As I said, in wp I position and scale each image individually in each of my 3 galleries. And in most cases with different alignment and additional spacing per row - they’re not croped, neither dynamically justified in a row nor in masonry style.

How I understood, in kirby, this would only work with individual layouts (industrie.css, product.css etc.). If I specify my 24-column grid as a basis, there are theoretically 24 possibilities with 1x-24x 4.167% image widths of 100% gallery width (or a little less image width, according to extra space between them). My thought is: each size could be a global placeholder with a fixed % value. Perhaps additionally with defined alignments in the row: top, middle or bottom and aligned to the left or to the right neighbor image - then of course with more placeholders.

Yes, this is anything but comfortable, probably a lot of work by hand, but the result (as on my site) would be worth it to me. Could that be a beginning? How would it look then?

Best
Andreas

I think your problem has two parts:

  1. The first one is not really Kirby specific but a question of what sort of HTML Markup and styles you want to use to achieve what you want. Flexbox and CSS Grid would be two options to achieve this. A look at the source code of your WP template might be helpful here (or not).

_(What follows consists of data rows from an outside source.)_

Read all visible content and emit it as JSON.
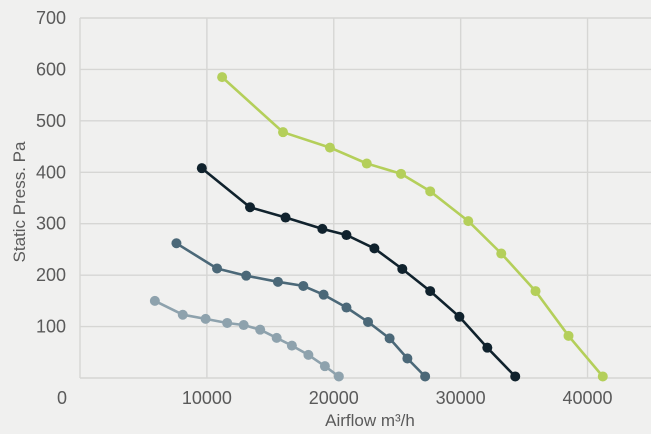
{
  "chart_data": {
    "type": "line",
    "title": "",
    "xlabel": "Airflow m³/h",
    "ylabel": "Static Press. Pa",
    "xlim": [
      0,
      45000
    ],
    "ylim": [
      0,
      700
    ],
    "x_ticks": [
      "0",
      "10000",
      "20000",
      "30000",
      "40000"
    ],
    "y_ticks": [
      "100",
      "200",
      "300",
      "400",
      "500",
      "600",
      "700"
    ],
    "grid": true,
    "legend": "none",
    "series": [
      {
        "color": "#b4cf5a",
        "x": [
          11200,
          16000,
          19700,
          22600,
          25300,
          27600,
          30600,
          33200,
          35900,
          38500,
          41200
        ],
        "y": [
          585,
          478,
          448,
          417,
          397,
          363,
          305,
          242,
          169,
          82,
          3
        ]
      },
      {
        "color": "#10222d",
        "x": [
          9600,
          13400,
          16200,
          19100,
          21000,
          23200,
          25400,
          27600,
          29900,
          32100,
          34300
        ],
        "y": [
          408,
          332,
          312,
          290,
          278,
          252,
          212,
          169,
          119,
          59,
          3
        ]
      },
      {
        "color": "#4b6878",
        "x": [
          7600,
          10800,
          13100,
          15600,
          17600,
          19200,
          21000,
          22700,
          24400,
          25800,
          27200
        ],
        "y": [
          262,
          213,
          199,
          187,
          179,
          162,
          137,
          109,
          77,
          38,
          3
        ]
      },
      {
        "color": "#8ea2ad",
        "x": [
          5900,
          8100,
          9900,
          11600,
          12900,
          14200,
          15500,
          16700,
          18000,
          19300,
          20400
        ],
        "y": [
          150,
          123,
          115,
          107,
          103,
          94,
          78,
          63,
          45,
          23,
          3
        ]
      }
    ]
  }
}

  2. The second problem is how if and if so – how – you can set this up in the Panel, so that you can change placing of images or replacing images easily with the web frontend without having to touch the templates again.

I’d start with the first problem. Create a prototype with your favorite grid system and hardcoded images.

When that is finished, you will know what information you need to provide for each image via the Panel (basically it will either be a integer for a given span of columns plus maybe an offset).